What Is a Girl With a Penis Called? Explained

A person who identifies as a girl or woman but has a penis is most commonly called a transgender woman or trans girl. This means her gender identity is female, even though she was assigned male at birth based on her anatomy. Not every trans woman chooses to have surgery, and many live with the body they were born with while expressing their gender in other ways.

There are also people with intersex conditions whose bodies don’t fit neatly into male or female categories, and some non-binary individuals whose identity falls outside the traditional gender binary entirely. The terminology depends on how the person identifies.

What “Transgender Woman” Means

Gender identity is a person’s internal sense of being male, female, both, or neither. It’s separate from physical anatomy. A transgender woman is someone who was assigned male at birth but identifies and lives as a woman. The term covers a wide range of experiences: some trans women pursue medical treatments to change their bodies, while others don’t. Having a penis doesn’t make someone less of a woman if her gender identity is female.

About 1% of people aged 13 and older in the United States identify as transgender, roughly 2.8 million people according to estimates from the Williams Institute at UCLA. Of transgender adults, about a third (32.7%) are transgender women. Young adults aged 18 to 24 are more likely to identify as transgender (2.7%) compared to those 35 and older (under 0.5%), which partly reflects growing social acceptance that makes younger people more comfortable being open about their identity.

Why Some Trans Women Have a Penis

Surgical options exist for trans women who want them, but many choose not to pursue surgery for a variety of reasons: cost, medical risks, personal comfort, or simply not feeling it’s necessary. Gender-affirming surgery for trans women can include removal of the testicles alone or a more extensive procedure that removes the penis and testicles and creates a vagina, labia, and clitoris. These are major surgeries, and the decision is deeply personal.

Many trans women do use hormone therapy, which involves taking estrogen and a medication that blocks testosterone. This changes secondary sex characteristics over time: breast development, softer skin, redistribution of body fat, and reduced body hair. Hormone therapy affects fertility and sexual function, but it does not remove or significantly change genital anatomy.

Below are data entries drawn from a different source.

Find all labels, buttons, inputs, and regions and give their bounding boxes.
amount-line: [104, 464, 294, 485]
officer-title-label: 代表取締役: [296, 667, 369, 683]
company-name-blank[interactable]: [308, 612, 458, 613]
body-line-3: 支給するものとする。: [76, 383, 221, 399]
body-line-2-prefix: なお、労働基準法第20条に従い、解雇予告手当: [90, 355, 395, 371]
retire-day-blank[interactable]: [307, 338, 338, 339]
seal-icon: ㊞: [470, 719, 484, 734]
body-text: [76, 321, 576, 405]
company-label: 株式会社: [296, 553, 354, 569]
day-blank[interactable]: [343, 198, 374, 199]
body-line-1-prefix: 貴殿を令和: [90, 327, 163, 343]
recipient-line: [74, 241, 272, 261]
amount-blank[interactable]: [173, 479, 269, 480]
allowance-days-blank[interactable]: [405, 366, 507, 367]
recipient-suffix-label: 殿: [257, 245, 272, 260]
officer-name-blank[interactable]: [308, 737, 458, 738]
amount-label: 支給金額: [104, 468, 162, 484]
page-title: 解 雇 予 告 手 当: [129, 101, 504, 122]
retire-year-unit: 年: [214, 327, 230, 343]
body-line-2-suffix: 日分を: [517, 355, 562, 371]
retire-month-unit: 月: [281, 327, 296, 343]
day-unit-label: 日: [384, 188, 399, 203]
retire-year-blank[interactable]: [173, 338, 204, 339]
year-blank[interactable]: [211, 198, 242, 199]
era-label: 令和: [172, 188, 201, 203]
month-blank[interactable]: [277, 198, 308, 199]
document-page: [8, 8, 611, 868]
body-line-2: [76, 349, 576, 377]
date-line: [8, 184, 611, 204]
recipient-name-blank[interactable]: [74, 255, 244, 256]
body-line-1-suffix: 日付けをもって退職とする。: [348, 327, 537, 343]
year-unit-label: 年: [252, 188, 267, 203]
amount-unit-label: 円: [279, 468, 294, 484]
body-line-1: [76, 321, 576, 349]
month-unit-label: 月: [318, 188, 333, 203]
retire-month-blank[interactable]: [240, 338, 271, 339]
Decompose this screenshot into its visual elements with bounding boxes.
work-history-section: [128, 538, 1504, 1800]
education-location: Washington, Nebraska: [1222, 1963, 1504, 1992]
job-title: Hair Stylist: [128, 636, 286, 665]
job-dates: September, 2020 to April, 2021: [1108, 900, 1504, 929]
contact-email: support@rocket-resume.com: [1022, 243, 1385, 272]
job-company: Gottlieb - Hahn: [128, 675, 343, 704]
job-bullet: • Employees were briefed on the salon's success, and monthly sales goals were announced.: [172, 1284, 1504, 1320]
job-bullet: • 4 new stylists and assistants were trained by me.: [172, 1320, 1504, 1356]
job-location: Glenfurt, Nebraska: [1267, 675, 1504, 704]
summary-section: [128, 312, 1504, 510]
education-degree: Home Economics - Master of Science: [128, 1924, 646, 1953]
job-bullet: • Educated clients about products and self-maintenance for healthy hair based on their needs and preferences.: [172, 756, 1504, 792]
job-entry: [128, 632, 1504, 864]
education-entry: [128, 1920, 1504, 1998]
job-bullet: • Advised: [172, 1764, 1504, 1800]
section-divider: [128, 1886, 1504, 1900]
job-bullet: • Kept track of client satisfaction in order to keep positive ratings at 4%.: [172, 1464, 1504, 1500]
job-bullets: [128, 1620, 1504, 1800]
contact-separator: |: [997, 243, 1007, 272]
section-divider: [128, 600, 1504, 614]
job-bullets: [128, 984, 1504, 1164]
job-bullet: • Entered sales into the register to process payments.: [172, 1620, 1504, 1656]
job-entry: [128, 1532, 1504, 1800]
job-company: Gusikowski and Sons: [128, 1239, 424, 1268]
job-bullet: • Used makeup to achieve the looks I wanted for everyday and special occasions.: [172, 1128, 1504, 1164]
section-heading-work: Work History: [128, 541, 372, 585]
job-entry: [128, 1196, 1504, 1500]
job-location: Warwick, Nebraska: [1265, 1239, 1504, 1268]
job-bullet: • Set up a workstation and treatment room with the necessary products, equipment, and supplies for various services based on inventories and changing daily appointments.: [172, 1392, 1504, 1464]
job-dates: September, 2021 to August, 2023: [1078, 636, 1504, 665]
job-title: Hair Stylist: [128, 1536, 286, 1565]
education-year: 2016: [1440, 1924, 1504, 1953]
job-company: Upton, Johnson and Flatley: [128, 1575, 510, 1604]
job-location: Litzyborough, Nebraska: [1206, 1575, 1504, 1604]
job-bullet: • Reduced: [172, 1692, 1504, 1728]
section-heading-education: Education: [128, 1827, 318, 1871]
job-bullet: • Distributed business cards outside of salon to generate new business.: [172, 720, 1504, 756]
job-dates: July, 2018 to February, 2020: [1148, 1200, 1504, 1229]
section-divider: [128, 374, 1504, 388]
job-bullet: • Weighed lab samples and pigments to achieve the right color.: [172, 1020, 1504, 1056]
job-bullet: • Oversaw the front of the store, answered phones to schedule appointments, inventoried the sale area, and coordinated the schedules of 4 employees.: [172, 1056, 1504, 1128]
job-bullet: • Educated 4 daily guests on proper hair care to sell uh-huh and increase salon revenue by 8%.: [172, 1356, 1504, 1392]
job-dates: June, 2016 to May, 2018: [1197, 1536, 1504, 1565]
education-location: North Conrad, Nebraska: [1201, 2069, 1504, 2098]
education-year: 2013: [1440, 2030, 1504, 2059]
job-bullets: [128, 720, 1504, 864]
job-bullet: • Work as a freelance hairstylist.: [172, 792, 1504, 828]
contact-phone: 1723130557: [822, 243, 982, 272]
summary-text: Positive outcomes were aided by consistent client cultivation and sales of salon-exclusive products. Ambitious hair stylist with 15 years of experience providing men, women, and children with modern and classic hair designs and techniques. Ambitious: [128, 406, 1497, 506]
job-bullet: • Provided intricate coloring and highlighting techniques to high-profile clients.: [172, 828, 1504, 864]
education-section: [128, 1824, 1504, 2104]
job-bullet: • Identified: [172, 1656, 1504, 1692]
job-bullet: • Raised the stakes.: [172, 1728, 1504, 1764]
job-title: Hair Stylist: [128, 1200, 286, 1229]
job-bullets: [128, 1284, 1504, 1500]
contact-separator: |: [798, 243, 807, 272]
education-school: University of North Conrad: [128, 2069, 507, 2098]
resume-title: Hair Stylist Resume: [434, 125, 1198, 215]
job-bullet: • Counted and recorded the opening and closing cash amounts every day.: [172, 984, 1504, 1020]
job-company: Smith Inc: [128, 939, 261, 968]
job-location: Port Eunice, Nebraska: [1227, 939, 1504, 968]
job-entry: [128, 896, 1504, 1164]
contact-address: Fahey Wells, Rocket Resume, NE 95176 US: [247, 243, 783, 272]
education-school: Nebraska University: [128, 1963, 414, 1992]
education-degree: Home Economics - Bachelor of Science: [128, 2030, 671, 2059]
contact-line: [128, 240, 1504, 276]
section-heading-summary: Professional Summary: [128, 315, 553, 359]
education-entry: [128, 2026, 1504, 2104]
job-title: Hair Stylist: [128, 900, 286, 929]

So a trans woman on hormones will still have a penis unless she chooses surgery.

Intersex Conditions

Sometimes the answer to this question isn’t about being transgender at all. Some people are born with intersex conditions, where there’s a mismatch between external genitalia and other markers of sex like chromosomes, hormones, or internal reproductive organs. A person might have external body parts typical of one sex and internal anatomy typical of the other, or might have differences in genital development that don’t fit standard categories.

Conditions like androgen insensitivity syndrome can result in a person with XY chromosomes (typically male) developing a largely female appearance, while congenital adrenal hyperplasia can cause a person with XX chromosomes to develop more male-typical features. Intersex conditions are biological variations, distinct from being transgender, though some intersex people also identify as trans or non-binary.

Non-Binary and Other Identities

Not everyone fits into the categories of “man” or “woman.” Some people with a penis identify as non-binary, meaning their gender falls somewhere between, across, or outside the male-female binary. Others describe themselves as genderfluid, genderqueer, or transfeminine (leaning toward femininity without necessarily identifying as a woman). These individuals might present in a feminine way, use she/her or they/them pronouns, and still have a penis. The specific label they use depends entirely on how they understand their own experience.

Gender Dysphoria and Gender Euphoria

Many trans women and non-binary people experience gender dysphoria, which is the distress that comes from a mismatch between gender identity and the body. For some, having a penis is a significant source of that distress. For others, it’s not. The American Psychiatric Association defines gender dysphoria as a marked incongruence between experienced gender and assigned gender lasting at least six months, combined with significant distress or difficulty functioning in daily life. It’s a clinical diagnosis, not a judgment about identity.

The flip side is gender euphoria, the sense of harmony and rightness a person feels when their body or expression aligns with their identity. A trans woman might experience euphoria from wearing clothes that feel right, hearing her correct name, or seeing physical changes from hormone therapy. Not every aspect of the body needs to change for someone to feel at home in it.

Respectful Language

If you’re asking this question because you’ve met someone or are trying to understand someone in your life, the simplest approach is to use the name and pronouns they prefer. Terms like “transgender woman,” “trans woman,” or “trans girl” are widely accepted and respectful. Avoid older terms that are now considered slurs, and avoid reducing someone to their anatomy. A person’s genitals are private, and in most social situations, they’re simply not relevant to how you address or interact with someone.

If you’re unsure what someone prefers to be called, it’s fine to ask. Most people appreciate the effort far more than they mind the question.